I'm a noob to AWS and lambda, so I apologize if this is a dumb question. What I would like to be able to do is load a spreadsheet into an s3 bucket, trigger lambda based on that upload, have lambda load the csv into pandas and do stuff with it, then write the dataframe back to a csv into a second s3 bucket.
I've read a lot about zipping a python script and all the libraries and dependencies and uploading that, and thats a separate question. I've also figured out how to trigger lambda upon uploading a file to an S3 bucket and to automatically copy that file to a second s3 bucket.
The part I'm having trouble finding any information on is that middle part, the loading the file into pandas and manipulating the file within pandas all inside the lambda function.
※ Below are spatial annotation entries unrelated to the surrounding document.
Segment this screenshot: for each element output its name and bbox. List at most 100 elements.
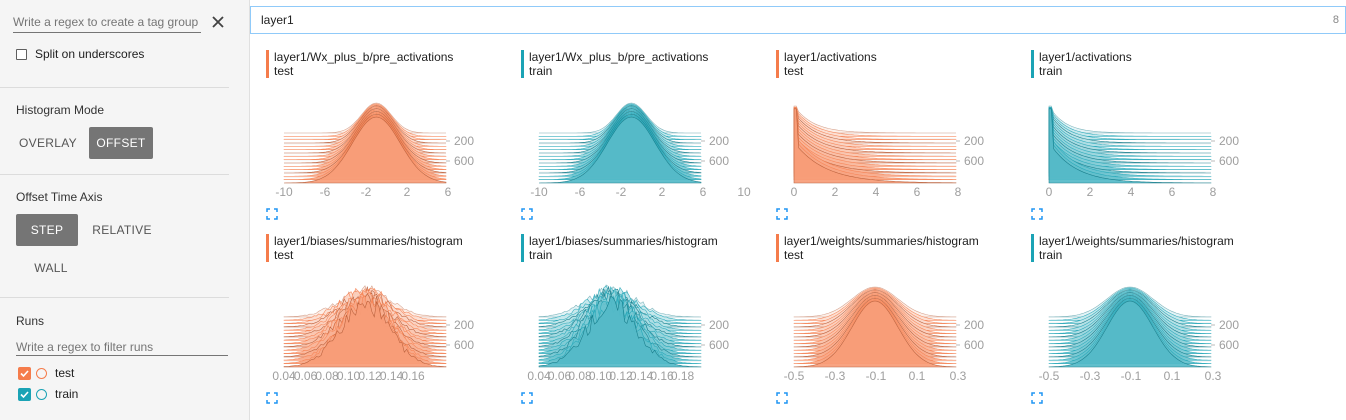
checkbox-checked-icon[interactable] xyxy=(18,366,31,380)
wall-button[interactable]: WALL xyxy=(34,261,68,275)
x-tick-label: 0.06 xyxy=(294,369,318,383)
offset-histogram-chart: 200 600 0.040.060.080.100.120.140.160.18 xyxy=(527,284,729,383)
x-tick-label: 0.08 xyxy=(315,369,339,383)
run-label: train xyxy=(55,387,79,401)
histogram-slice xyxy=(793,108,957,184)
run-color-circle-icon xyxy=(36,388,47,400)
histogram-card: layer1/Wx_plus_b/pre_activations test 200 6… xyxy=(266,47,516,232)
y-tick-label: 600 xyxy=(964,154,984,168)
fullscreen-icon[interactable] xyxy=(521,392,533,404)
card-tag-title: layer1/weights/summaries/histogram xyxy=(1039,234,1234,248)
split-underscores-checkbox[interactable]: Split on underscores xyxy=(16,47,144,61)
histogram-card: layer1/Wx_plus_b/pre_activations train 200… xyxy=(521,47,771,232)
offset-histogram-chart: 200 600 -0.5 -0.3 -0.1 0.1 0.3 xyxy=(784,286,984,383)
x-tick-label: -0.5 xyxy=(1039,369,1060,383)
y-tick-label: 200 xyxy=(964,134,984,148)
tag-group-regex-input[interactable] xyxy=(13,12,201,33)
tag-search-input[interactable] xyxy=(261,12,1261,28)
offset-histogram-chart: 200 600 -10 -6 -2 2 6 xyxy=(275,102,474,199)
x-tick-label: -10 xyxy=(275,185,293,199)
fullscreen-icon[interactable] xyxy=(266,392,278,404)
x-tick-label: -6 xyxy=(575,185,586,199)
x-tick-label: 0 xyxy=(1046,185,1053,199)
offset-button[interactable]: OFFSET xyxy=(89,127,153,159)
histogram-slice xyxy=(283,116,447,184)
x-tick-label: -2 xyxy=(616,185,627,199)
run-item-train[interactable]: train xyxy=(18,387,78,401)
run-color-bar xyxy=(1031,234,1034,262)
x-tick-label: -0.5 xyxy=(784,369,805,383)
card-run-label: test xyxy=(274,64,294,78)
fullscreen-icon[interactable] xyxy=(776,392,788,404)
x-tick-label: 8 xyxy=(955,185,962,199)
x-tick-label: 0.06 xyxy=(548,369,572,383)
y-tick-label: 600 xyxy=(454,154,474,168)
x-tick-label: 0.16 xyxy=(650,369,674,383)
histogram-card: layer1/biases/summaries/histogram train 20… xyxy=(521,231,771,416)
x-tick-label: 0.10 xyxy=(337,369,361,383)
x-tick-label: 6 xyxy=(1169,185,1176,199)
histogram-slice xyxy=(793,300,957,368)
run-color-bar xyxy=(266,50,269,78)
y-tick-label: 200 xyxy=(1219,318,1239,332)
x-tick-label: 4 xyxy=(873,185,880,199)
y-tick-label: 600 xyxy=(709,338,729,352)
histogram-slice xyxy=(538,295,702,368)
x-tick-label: 0.3 xyxy=(1205,369,1222,383)
card-run-label: test xyxy=(784,248,804,262)
y-tick-label: 600 xyxy=(1219,154,1239,168)
card-tag-title: layer1/weights/summaries/histogram xyxy=(784,234,979,248)
x-tick-label: 0.12 xyxy=(609,369,633,383)
card-tag-title: layer1/biases/summaries/histogram xyxy=(274,234,463,248)
offset-histogram-chart: 200 600 0 2 4 6 8 xyxy=(791,105,984,199)
relative-button[interactable]: RELATIVE xyxy=(92,223,152,237)
x-tick-label: 0.3 xyxy=(950,369,967,383)
run-color-bar xyxy=(776,234,779,262)
card-tag-title: layer1/Wx_plus_b/pre_activations xyxy=(274,50,454,64)
offset-histogram-chart: 200 600 -10 -6 -2 2 6 10 xyxy=(530,102,751,199)
run-item-test[interactable]: test xyxy=(18,366,74,380)
card-tag-title: layer1/Wx_plus_b/pre_activations xyxy=(529,50,709,64)
close-icon[interactable] xyxy=(210,14,226,30)
run-color-circle-icon xyxy=(36,367,47,379)
run-filter-input[interactable] xyxy=(16,339,228,356)
x-tick-label: -0.3 xyxy=(825,369,846,383)
x-tick-label: 0.1 xyxy=(909,369,926,383)
split-underscores-label: Split on underscores xyxy=(35,47,145,61)
fullscreen-icon[interactable] xyxy=(1031,392,1043,404)
offset-histogram-chart: 200 600 -0.5 -0.3 -0.1 0.1 0.3 xyxy=(1039,286,1239,383)
offset-histogram-chart: 200 600 0 2 4 6 8 xyxy=(1046,105,1239,199)
fullscreen-icon[interactable] xyxy=(776,208,788,220)
fullscreen-icon[interactable] xyxy=(266,208,278,220)
x-tick-label: -2 xyxy=(361,185,372,199)
x-tick-label: -0.1 xyxy=(1121,369,1142,383)
tag-search-bar[interactable]: 8 xyxy=(250,6,1346,34)
checkbox-icon[interactable] xyxy=(16,48,27,60)
y-tick-label: 200 xyxy=(964,318,984,332)
y-tick-label: 600 xyxy=(964,338,984,352)
histogram-slice xyxy=(1048,106,1212,137)
run-color-bar xyxy=(266,234,269,262)
card-run-label: train xyxy=(1039,64,1063,78)
fullscreen-icon[interactable] xyxy=(1031,208,1043,220)
y-tick-label: 600 xyxy=(454,338,474,352)
x-tick-label: -6 xyxy=(320,185,331,199)
card-tag-title: layer1/activations xyxy=(1039,50,1132,64)
fullscreen-icon[interactable] xyxy=(521,208,533,220)
x-tick-label: 2 xyxy=(659,185,666,199)
x-tick-label: -0.3 xyxy=(1080,369,1101,383)
offset-histogram-chart: 200 600 0.040.060.080.100.120.140.16 xyxy=(272,285,474,383)
x-tick-label: 0.04 xyxy=(272,369,296,383)
offset-time-axis-title: Offset Time Axis xyxy=(16,190,103,204)
histogram-slice xyxy=(1048,105,1211,134)
x-tick-label: 0.12 xyxy=(358,369,382,383)
histogram-mode-title: Histogram Mode xyxy=(16,103,105,117)
overlay-button[interactable]: OVERLAY xyxy=(19,136,77,150)
card-run-label: train xyxy=(529,248,553,262)
card-run-label: train xyxy=(529,64,553,78)
card-run-label: test xyxy=(274,248,294,262)
sidebar: Split on underscores Histogram Mode OVER… xyxy=(0,0,250,420)
run-color-bar xyxy=(776,50,779,78)
step-button[interactable]: STEP xyxy=(16,214,78,246)
checkbox-checked-icon[interactable] xyxy=(18,387,31,401)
First question: Is something like that even possible? Second question: how do I "grab" the file from the s3 bucket and load it into pandas? would it be something like this?
import pandas as pd
import boto3
import json
s3 = boto3.resource('s3')
def handler(event, context):
dest_bucket = s3.Bucket('my-destination-bucket')
df = pd.read_csv(event['Records'][0]['s3']['object']['key'])
# stuff to do with dataframe goes here
s3.Object(dest_bucket.name, <code for file key>).copy_from(CopySource = df)
? I really have no idea if that's even close to right and is a complete shot in the dark. Any and all help would be really appreciated, because I'm pretty obviously out of my element!